In this March 8, 2018, file photo, Allentown Mayor Ed Pawlowski announces his resignation during a news conference outside his home in Allentown, Pennsylvania. Pawlowski, serving a 15-year prison sentence for public corruption, told a newspaper his life behind bars is “kind of like being mayor but for a lot less money.” Pawlowski has spent more than a year at a low-security prison camp in Danbury, Connecticut, after his sentencing in October 2018. (AP Photo/Matt Smith, File)

Prisoners keeping faith during coronavirus, says former Allentown Mayor Ed Pawlowski

(RNS) — As fears about the COVID-19 pandemic continue to spread, some faith groups and other activists are turning their attention to the nearly 2.3 million Americans currently incarcerated, including about 175,000 inmates in federal prisons.

Those prisoners are often held in crowded spaces and regularly exposed to new inmates entering the prison system, prompting federal prison officials to say some inmates may have to be moved to prevent overcrowding.

Officials in New York and in Oklahoma City are working to release some nonviolent inmates, according to The New York Times, while faith-based activists have called for some prisoners to be released to prevent the spread of the COVID-19 virus.

To get a sense of what life is like in prison during the coronavirus pandemic and especially how prisoners are practicing their faith during this time, Religion News Service spoke with Ed Pawlowski, who has been incarcerated at the Danbury Federal Correctional Institution in Connecticut since December 2018.

Pawlowski, 54, the former mayor of Allentown, Pennsylvania, was sentenced to 15 years in prison in 2018 on public corruption charges. He is appealing that conviction.

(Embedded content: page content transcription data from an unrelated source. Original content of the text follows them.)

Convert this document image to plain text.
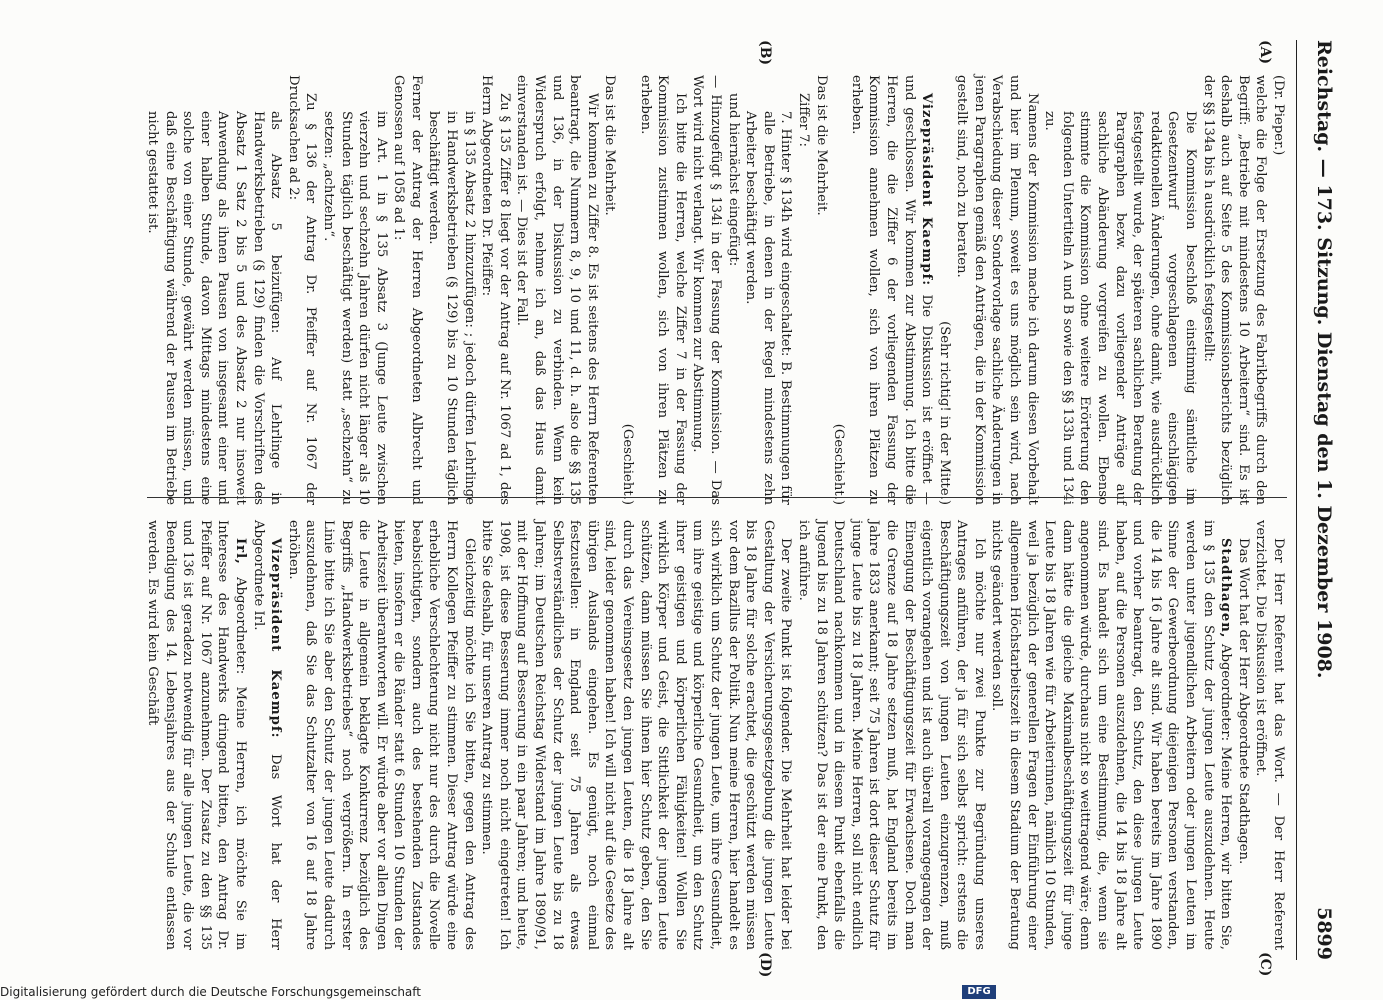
Reichstag. — 173. Sitzung. Dienstag den 1. Dezember 1908.
5899
(A)
(B)
(C)
(D)

(Dr. Pieper.)

welche die Folge der Ersetzung des Fabrikbegriffs durch den Begriff: „Betriebe mit mindestens 10 Arbeitern“ sind. Es ist deshalb auch auf Seite 5 des Kommissionsberichts bezüglich der §§ 134a bis h ausdrücklich festgestellt:

Die Kommission beschloß einstimmig sämtliche im Gesetzentwurf vorgeschlagenen einschlägigen redaktionellen Änderungen, ohne damit, wie ausdrücklich festgestellt wurde, der späteren sachlichen Beratung der Paragraphen bezw. dazu vorliegender Anträge auf sachliche Abänderung vorgreifen zu wollen. Ebenso stimmte die Kommission ohne weitere Erörterung den folgenden Untertiteln A und B sowie den §§ 133h und 134i zu.

Namens der Kommission mache ich darum diesen Vorbehalt und hier im Plenum, soweit es uns möglich sein wird, nach Verabschiedung dieser Sondervorlage sachliche Änderungen in jenen Paragraphen gemäß den Anträgen, die in der Kommission gestellt sind, noch zu beraten.

(Sehr richtig! in der Mitte.)

Vizepräsident Kaempf: Die Diskussion ist eröffnet — und geschlossen. Wir kommen zur Abstimmung. Ich bitte die Herren, die die Ziffer 6 der vorliegenden Fassung der Kommission annehmen wollen, sich von ihren Plätzen zu erheben.

(Geschieht.)

Das ist die Mehrheit.

Ziffer 7:

7. Hinter § 134h wird eingeschaltet: B. Bestimmungen für alle Betriebe, in denen in der Regel mindestens zehn Arbeiter beschäftigt werden.

und hiernächst eingefügt:

— Hinzugefügt § 134i in der Fassung der Kommission. — Das Wort wird nicht verlangt. Wir kommen zur Abstimmung.

Ich bitte die Herren, welche Ziffer 7 in der Fassung der Kommission zustimmen wollen, sich von ihren Plätzen zu erheben.

(Geschieht.)

Das ist die Mehrheit.

Wir kommen zu Ziffer 8. Es ist seitens des Herrn Referenten beantragt, die Nummern 8, 9, 10 und 11, d. h. also die §§ 135 und 136, in der Diskussion zu verbinden. Wenn kein Widerspruch erfolgt, nehme ich an, daß das Haus damit einverstanden ist. — Dies ist der Fall.

Zu § 135 Ziffer 8 liegt vor der Antrag auf Nr. 1067 ad 1, des Herrn Abgeordneten Dr. Pfeiffer:

in § 135 Absatz 2 hinzuzufügen: ; jedoch dürfen Lehrlinge in Handwerksbetrieben (§ 129) bis zu 10 Stunden täglich beschäftigt werden.

Ferner der Antrag der Herren Abgeordneten Albrecht und Genossen auf 1058 ad 1:

im Art. 1 in § 135 Absatz 3 (Junge Leute zwischen vierzehn und sechzehn Jahren dürfen nicht länger als 10 Stunden täglich beschäftigt werden) statt „sechzehn“ zu setzen: „achtzehn“.

Zu § 136 der Antrag Dr. Pfeiffer auf Nr. 1067 der Drucksachen ad 2:

als Absatz 5 beizufügen: Auf Lehrlinge in Handwerksbetrieben (§ 129) finden die Vorschriften des Absatz 1 Satz 2 bis 5 und des Absatz 2 nur insoweit Anwendung als ihnen Pausen von insgesamt einer und einer halben Stunde, davon Mittags mindestens eine solche von einer Stunde, gewährt werden müssen, und daß eine Beschäftigung während der Pausen im Betriebe nicht gestattet ist.

Der Herr Referent hat das Wort. — Der Herr Referent verzichtet. Die Diskussion ist eröffnet.

Das Wort hat der Herr Abgeordnete Stadthagen.

Stadthagen, Abgeordneter: Meine Herren, wir bitten Sie, im § 135 den Schutz der jungen Leute auszudehnen. Heute werden unter jugendlichen Arbeitern oder jungen Leuten im Sinne der Gewerbeordnung diejenigen Personen verstanden, die 14 bis 16 Jahre alt sind. Wir haben bereits im Jahre 1890 und vorher beantragt, den Schutz, den diese jungen Leute haben, auf die Personen auszudehnen, die 14 bis 18 Jahre alt sind. Es handelt sich um eine Bestimmung, die, wenn sie angenommen würde, durchaus nicht so weittragend wäre; denn dann hätte die gleiche Maximalbeschäftigungszeit für junge Leute bis 18 Jahren wie für Arbeiterinnen, nämlich 10 Stunden, weil ja bezüglich der generellen Fragen der Einführung einer allgemeinen Höchstarbeitszeit in diesem Stadium der Beratung nichts geändert werden soll.

Ich möchte nur zwei Punkte zur Begründung unseres Antrages anführen, der ja für sich selbst spricht: erstens die Beschäftigungszeit von jungen Leuten einzugrenzen, muß eigentlich vorangehen und ist auch überall vorangegangen der Einengung der Beschäftigungszeit für Erwachsene. Doch man die Grenze auf 18 Jahre setzen muß, hat England bereits im Jahre 1833 anerkannt; seit 75 Jahren ist dort dieser Schutz für junge Leute bis zu 18 Jahren. Meine Herren, soll nicht endlich Deutschland nachkommen und in diesem Punkt ebenfalls die Jugend bis zu 18 Jahren schützen? Das ist der eine Punkt, den ich anführe.

Der zweite Punkt ist folgender. Die Mehrheit hat leider bei Gestaltung der Versicherungsgesetzgebung die jungen Leute bis 18 Jahre für solche erachtet, die geschützt werden müssen vor dem Bazillus der Politik. Nun meine Herren, hier handelt es sich wirklich um Schutz der jungen Leute, um ihre Gesundheit, um ihre geistige und körperliche Gesundheit, um den Schutz ihrer geistigen und körperlichen Fähigkeiten! Wollen Sie wirklich Körper und Geist, die Sittlichkeit der jungen Leute schützen, dann müssen Sie ihnen hier Schutz geben, den Sie durch das Vereinsgesetz den jungen Leuten, die 18 Jahre alt sind, leider genommen haben! Ich will nicht auf die Gesetze des übrigen Auslands eingehen. Es genügt, noch einmal festzustellen: in England seit 75 Jahren als etwas Selbstverständliches der Schutz der jungen Leute bis zu 18 Jahren; im Deutschen Reichstag Widerstand im Jahre 1890/91, mit der Hoffnung auf Besserung in ein paar Jahren; und heute, 1908, ist diese Besserung immer noch nicht eingetreten! Ich bitte Sie deshalb, für unseren Antrag zu stimmen.

Gleichzeitig möchte ich Sie bitten, gegen den Antrag des Herrn Kollegen Pfeiffer zu stimmen. Dieser Antrag würde eine erhebliche Verschlechterung nicht nur des durch die Novelle beabsichtigten, sondern auch des bestehenden Zustandes bieten, insofern er die Ränder statt 6 Stunden 10 Stunden der Arbeitszeit überantworten will. Er würde aber vor allen Dingen die Leute in allgemein beklagte Konkurrenz bezüglich des Begriffs „Handwerksbetriebes“ noch vergrößern. In erster Linie bitte ich Sie aber den Schutz der jungen Leute dadurch auszudehnen, daß Sie das Schutzalter von 16 auf 18 Jahre erhöhen.

Vizepräsident Kaempf: Das Wort hat der Herr Abgeordnete Irl.

Irl, Abgeordneter: Meine Herren, ich möchte Sie im Interesse des Handwerks dringend bitten, den Antrag Dr. Pfeiffer auf Nr. 1067 anzunehmen. Der Zusatz zu den §§ 135 und 136 ist geradezu notwendig für alle jungen Leute, die vor Beendigung des 14. Lebensjahres aus der Schule entlassen werden. Es wird kein Geschäft

Digitalisierung gefördert durch die Deutsche Forschungsgemeinschaft	DFG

Since coming to the prison, Pawlowski, a Moody Bible Institute graduate, has led Bible studies, served as a leader in the prison’s church, played drums in several bands and taught classes. He’s also learning Arabic, spending time in the prison’s library and putting his political skills to use to help fellow inmates, according to The Morning Call newspaper.

“It’s kind of like being mayor but for a lot less money,” he told The Morning Call. “I get all the complaints, work the bureaucracy to get things done and attempt to motivate folks to keep our living environment habitable.”

Pawlowski, who is seeking release during the COVID-19 crisis (he has only one lung), spoke to RNS by email. This interview has been edited for length and clarity.

The Federal Correctional Institution in Danbury, Connecticut. Photo courtesy of Bureau of Prisons/Creative Commons

How are people at the prison reacting to the COVID-19 virus? Do they know what’s going on outside?

Life here has changed with COVID-19. It took awhile, but we are now locked down except for going to eat and one hour of rec or to the legal library. I hear the next step is to bring us our food within our units. But the conditions are still tough. Over 70 guys in close proximity (bunk beds) in one big room (that is our unit), no hand sanitizer, few chemicals and little fresh air.

Also limited health services.

We watch the news, listen to the radio and talk to loved ones. We know the outside world is in turmoil but we know bits and pieces, and lots of rumors floating around.

What’s faith life inside the prison on a normal basis? How has it changed?

Faith life on a normal basis is very active, church services on Sunday, Bible studies, prayer meetings, elder meetings, worship team practice, fellowship events, Celebrate Recovery, etc.

All worship activities, for the most part, have been suspended. I am hosting a nightly prayer meeting in the unit and Bible study on Sundays since we now have no church services. There is a lot of interest now in the Bible and prayer as guys become more afraid of the virus and begin to face their mortality. I’ve asked my friends and family to send Bibles that I can give to seekers.

Please pray for many to come to Jesus during this time of vulnerability. God has the needed answers, as well as comfort.

Many Americans are now stuck at home and socially cut off from one another at this point. Do you have thoughts on how people can keep faith alive at a time like this?

People at home who are locked in can take some lessons learned in prison and apply them.

First, make and keep a routine, set a time to pray, a time to read, a time to exercise and do it daily to break up the boredom. Play games, cards, chess, board games to break up the time. Learn how to talk and converse with others again and try not to get on each other’s nerves.

What can people outside prison do for prisoners at this time?

People on the outside can call, write and stay in touch with those who they know in prison. It is painful not knowing how your family and friends are doing when you’re hearing all this bad news on the virus and can do nothing to help. Also send funds, even small amounts, for commissary since being locked in means we eat even less than normal.

Pray for us. And advocate by asking your congressman and senators to have the federal government release nonviolent offenders like many other countries are doing throughout the world and states are doing with state institutions in different parts of the country.

(Editor’s note: RNS Editor-in-Chief Bob Smietana and Ed Pawlowski attended the same Chicago church in the 1990s and played in the same church band.)